O órgão passa há meses por uma crise institucional, com demissões em massa de técnicos e denúncias de assédio praticado por dirigentes ligados ao governo de Jair Bolsonaro, que nega as acusações.
Essa seria a primeira vez que o Brasil estaria no Estudo Internacional de Educação para o Civismo e a Cidadania (ICCS), exame do qual participam quase todos os países europeus, Coreia do Sul, Hong Kong, Taiwan, Nova Zelândia, México, Argentina, Chile, entre outros. Ele avalia, desde 2009, como os sistemas de ensino preparam seus alunos para a cidadania. A prova é feita por uma amostra de alunos de 13 anos de escolas públicas e particulares; professores do 8º ano também respondem a questionários.
O exame é reconhecido pela Unesco, braço da Organização das Nações Unidas (ONU), como uma evidência sólida sobre educação de qualidade para pesquisadores, educadores e gestores. É realizado pela Associação Internacional para a Avaliação do Desempenho Educacional (IEA), organização formada por institutos de vários países, responsável também por duas outras avaliações conceituadas, o TIMSS (sobre Matemática e Ciência) e o PIRLS (sobre alfabetização).
O ICCS tem duas etapas: o pré-teste, que seria em maio deste ano, e a avaliação principal, marcada para setembro. Em reunião realizada nesta segunda-feira (25), a presidência do Inep decidiu que os brasileiros não fariam o pré-teste.
Em despacho ao qual o Estadão teve acesso, a responsável pela Coordenação-Geral do Sistema Nacional de Avaliação da Educação Básica (CGSNAEB), Margareth Fabiola dos Santos Carneiro, diz que "considerando a capacidade operacional" propõe "a exclusão do ICCS - Testes, previstos para 17 a 30 de maio, devido ao fato de que a contratação não será feita em tempo hábil".
O Inep ainda não contratou uma empresa que seria responsável pela aplicação do teste, apesar de ter formalizado a adesão com o órgão internacional em março de 2020. Outras etapas do cronograma também estão atrasadas. Para participar, cada país precisa pagar ao IEA taxas em dólares e euros. Em valores convertidos, o Brasil pagou R$ 924,8 mil em 2020 e R$ 592 mil em 2021, ambos referentes ao exame deste ano. O total foi de R$ 1.516.866,52.
Em outro documento ao qual a reportagem teve acesso, a área internacional da presidência do Inep pede à Andrea Netten, coordenadora do IEA na Holanda, "termination of Brazil's participation in the current ICCS 2022 study" (fim da participação do Brasil no ICCS 2022). Na resposta, Andrea diz que a desistência do Brasil é "decepcionante". Ela ainda explica que as taxas pagas não podem ser transferidas para o outro exame, o TIMSS, como o Inep pretendia, porque isso era contra as regras do órgão e porque já tinham sido gastos recursos para o exame ser feito pelo Brasil.
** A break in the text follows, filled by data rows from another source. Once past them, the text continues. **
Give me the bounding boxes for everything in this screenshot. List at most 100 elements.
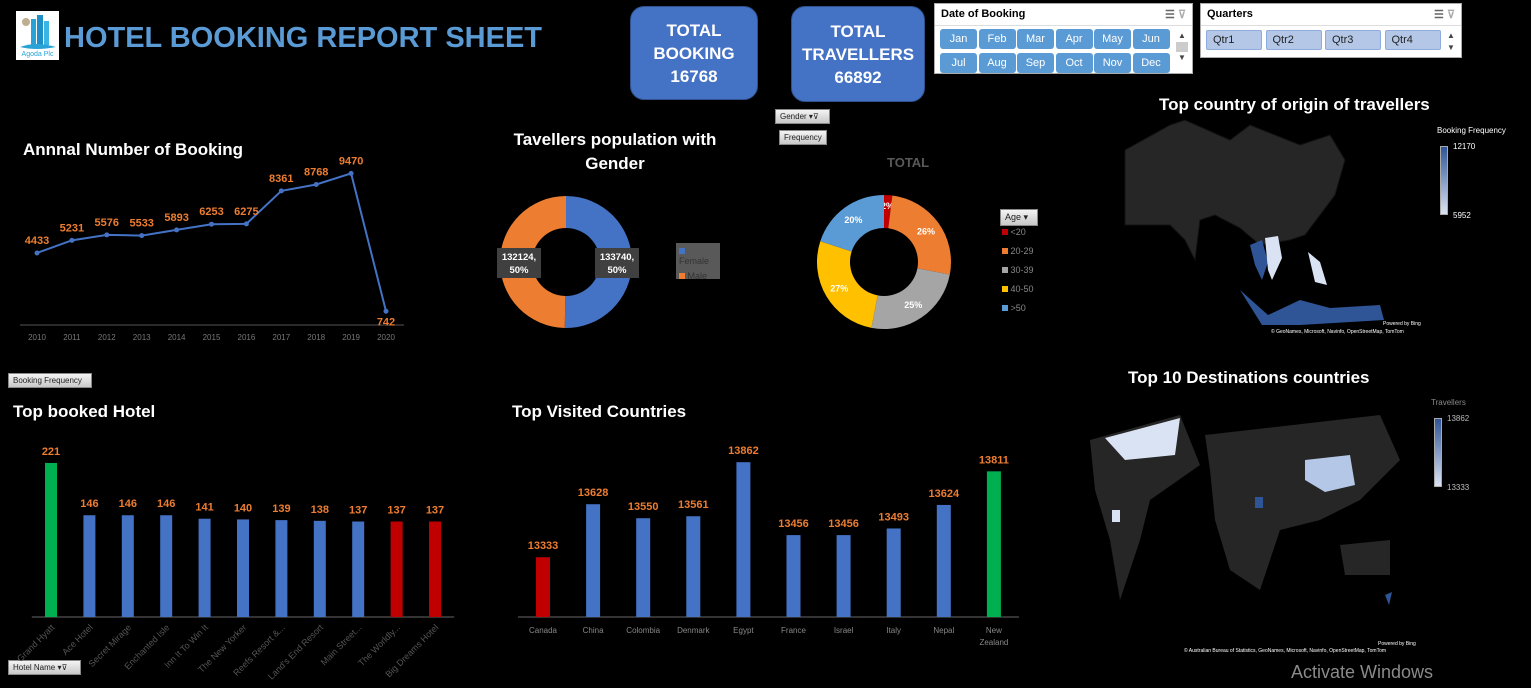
bar (786, 535, 801, 617)
hotel-name-field-button[interactable]: Hotel Name ▾⊽ (8, 660, 81, 675)
indonesia-region (1240, 290, 1384, 325)
month-button-dec[interactable]: Dec (1132, 53, 1170, 73)
bar (736, 462, 751, 617)
total-travellers-value: 66892 (834, 67, 882, 87)
quarter-button-qtr4[interactable]: Qtr4 (1384, 30, 1441, 50)
multi-select-icon[interactable]: ☰ (1434, 9, 1444, 21)
origin-legend-max: 12170 (1453, 142, 1476, 151)
bar (313, 520, 326, 617)
slice-3039 (871, 268, 950, 329)
month-button-oct[interactable]: Oct (1055, 53, 1093, 73)
philippines-region (1308, 252, 1327, 285)
data-label-box (595, 248, 639, 278)
month-button-sep[interactable]: Sep (1017, 53, 1054, 73)
data-label: 5893 (164, 212, 188, 224)
destinations-map-title: Top 10 Destinations countries (1128, 368, 1370, 387)
data-label: 133740, (600, 252, 634, 263)
x-tick-label: Canada (529, 626, 558, 635)
x-tick-label: New (986, 626, 1002, 635)
x-tick-label: 2012 (98, 333, 116, 342)
month-button-jun[interactable]: Jun (1132, 29, 1170, 49)
data-label: 13550 (628, 501, 659, 513)
data-point (69, 237, 75, 243)
asia-landmass (1124, 119, 1346, 262)
bar (352, 521, 365, 617)
data-label: 25% (904, 300, 922, 310)
multi-select-icon[interactable]: ☰ (1165, 9, 1175, 21)
bar (121, 515, 134, 617)
quarter-button-qtr2[interactable]: Qtr2 (1265, 30, 1322, 50)
data-label: 13456 (778, 518, 809, 530)
month-button-aug[interactable]: Aug (978, 53, 1016, 73)
x-tick-label: Grand Hyatt (15, 622, 57, 664)
line-chart-title: Annnal Number of Booking (23, 140, 244, 159)
data-label: 13456 (828, 518, 859, 530)
month-button-feb[interactable]: Feb (978, 29, 1016, 49)
month-button-jan[interactable]: Jan (940, 29, 977, 49)
data-point (209, 221, 214, 227)
colombia-region (1112, 510, 1120, 522)
slicer-scrollbar[interactable]: ▲ ▼ (1447, 31, 1455, 52)
age-legend: <20 20-29 30-39 40-50 >50 (1002, 227, 1034, 322)
x-tick-label: 2019 (342, 333, 360, 342)
gender-chart-title: Tavellers population with Gender (513, 130, 717, 173)
canada-region (1105, 418, 1180, 460)
quarter-button-qtr3[interactable]: Qtr3 (1325, 30, 1381, 50)
slice-50 (820, 195, 884, 252)
slicer-scrollbar[interactable]: ▲ ▼ (1176, 30, 1188, 70)
bar (429, 521, 441, 617)
month-button-nov[interactable]: Nov (1094, 53, 1131, 73)
data-label: 13333 (528, 540, 559, 552)
month-button-mar[interactable]: Mar (1017, 29, 1054, 49)
logo: Agoda Plc (16, 11, 59, 60)
x-tick-label: Egypt (733, 626, 754, 635)
x-tick-label: 2010 (28, 333, 46, 342)
dest-map-credit-bing: Powered by Bing (1378, 641, 1416, 647)
australia-landmass (1340, 540, 1390, 575)
data-label: 146 (157, 498, 175, 510)
age-legend-item: 40-50 (1002, 284, 1034, 303)
age-field-button[interactable]: Age ▾ (1000, 209, 1038, 226)
data-label: 50% (509, 265, 529, 276)
dest-legend-max: 13862 (1447, 414, 1470, 423)
x-tick-label: Nepal (933, 626, 954, 635)
x-tick-label: France (781, 626, 806, 635)
vietnam-region (1265, 236, 1282, 280)
origin-legend-title: Booking Frequency (1437, 126, 1506, 135)
hotel-chart-title: Top booked Hotel (13, 402, 156, 421)
clear-filter-icon[interactable]: ⊽ (1446, 9, 1455, 21)
age-legend-item: 20-29 (1002, 246, 1034, 265)
x-tick-label: 2015 (203, 333, 221, 342)
gender-legend: Female Male (676, 243, 720, 281)
x-tick-label: China (583, 626, 604, 635)
booking-frequency-field-button[interactable]: Booking Frequency (8, 373, 92, 388)
dest-map-credit: © Australian Bureau of Statistics, GeoNa… (1184, 648, 1387, 654)
origin-map-credit-bing: Powered by Bing (1383, 321, 1421, 327)
data-label: 139 (272, 503, 290, 515)
data-point (174, 227, 180, 233)
x-tick-label: 2018 (307, 333, 325, 342)
data-label: 26% (917, 226, 935, 236)
data-label: 2% (881, 201, 894, 211)
frequency-field-button[interactable]: Frequency (779, 130, 827, 145)
x-tick-label: Italy (886, 626, 901, 635)
month-button-may[interactable]: May (1094, 29, 1131, 49)
month-button-jul[interactable]: Jul (940, 53, 977, 73)
quarter-button-qtr1[interactable]: Qtr1 (1206, 30, 1262, 50)
slicer-title: Quarters (1207, 8, 1253, 20)
slice-2029 (888, 195, 951, 275)
x-tick-label: 2017 (272, 333, 290, 342)
data-point (348, 170, 354, 176)
month-button-apr[interactable]: Apr (1055, 29, 1093, 49)
total-travellers-label: TOTAL TRAVELLERS (802, 21, 915, 64)
clear-filter-icon[interactable]: ⊽ (1177, 9, 1186, 21)
gender-field-button[interactable]: Gender ▾⊽ (775, 109, 830, 124)
countries-chart-title: Top Visited Countries (512, 402, 687, 421)
americas-landmass (1090, 415, 1200, 600)
bar (198, 518, 211, 617)
date-of-booking-slicer: Date of Booking ☰ ⊽ Jan Feb Mar Apr May Jun Jul… (934, 3, 1193, 74)
building-logo-icon (20, 15, 56, 49)
slice-male (499, 196, 566, 328)
data-label: 6275 (234, 206, 258, 218)
data-point (139, 233, 145, 239)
Com a inviabilidade de realizar a primeira parte do ICCS, segundo técnicos, o exame fica prejudicado. O pré-teste serve para avaliar a efetividade das questões traduzidas em cada país. Perguntas que abordam situações pouco conhecidas dos brasileiros, como por exemplo a neve, podem ter respostas diferentes se comparadas ao que ocorre com alunos de outras nações.
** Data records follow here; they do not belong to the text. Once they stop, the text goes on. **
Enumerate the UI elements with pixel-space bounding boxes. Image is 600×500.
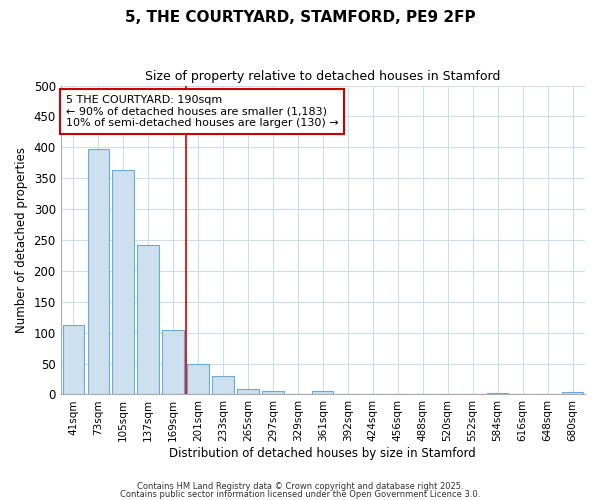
Text: Contains HM Land Registry data © Crown copyright and database right 2025.: Contains HM Land Registry data © Crown c…	[137, 482, 463, 491]
Bar	[163, 330, 184, 394]
Title: Size of property relative to detached houses in Stamford: Size of property relative to detached ho…	[145, 70, 500, 83]
Bar	[187, 364, 209, 394]
Bar	[238, 389, 259, 394]
Bar	[112, 170, 134, 394]
X-axis label: Distribution of detached houses by size in Stamford: Distribution of detached houses by size …	[169, 447, 476, 460]
Bar	[312, 391, 334, 394]
Bar	[562, 392, 583, 394]
Text: 5, THE COURTYARD, STAMFORD, PE9 2FP: 5, THE COURTYARD, STAMFORD, PE9 2FP	[125, 10, 475, 25]
Bar	[262, 391, 284, 394]
Bar	[212, 376, 233, 394]
Text: 5 THE COURTYARD: 190sqm
← 90% of detached houses are smaller (1,183)
10% of semi: 5 THE COURTYARD: 190sqm ← 90% of detache…	[66, 95, 338, 128]
Y-axis label: Number of detached properties: Number of detached properties	[15, 147, 28, 333]
Bar	[487, 392, 508, 394]
Bar	[88, 149, 109, 394]
Bar	[137, 245, 158, 394]
Text: Contains public sector information licensed under the Open Government Licence 3.: Contains public sector information licen…	[120, 490, 480, 499]
Bar	[62, 324, 84, 394]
A previsão era de que o pré-teste fosse aplicado a 2 mil estudantes das cidades de São Paulo, Curitiba, Brasília, Belém e Fortaleza. A avaliação principal, em setembro, teria a participação de 225 escolas de todos os Estados, em um total de 10 mil estudantes do 8º ano, de escolas públicas e particulares.
A participação em avaliações internacionais é considerada importantíssima por grande parte dos educadores para aprimorar o sistema de ensino. Integrantes do próprio governo Bolsonaro sempre manifestaram interesse em aumentar a inserção brasileira nesse tipo de teste. O Brasil participa este ano do Pisa, feito pela Organização para a Cooperação e o Desenvolvimento Econômico (OCDE), e do TIMMS em 2023.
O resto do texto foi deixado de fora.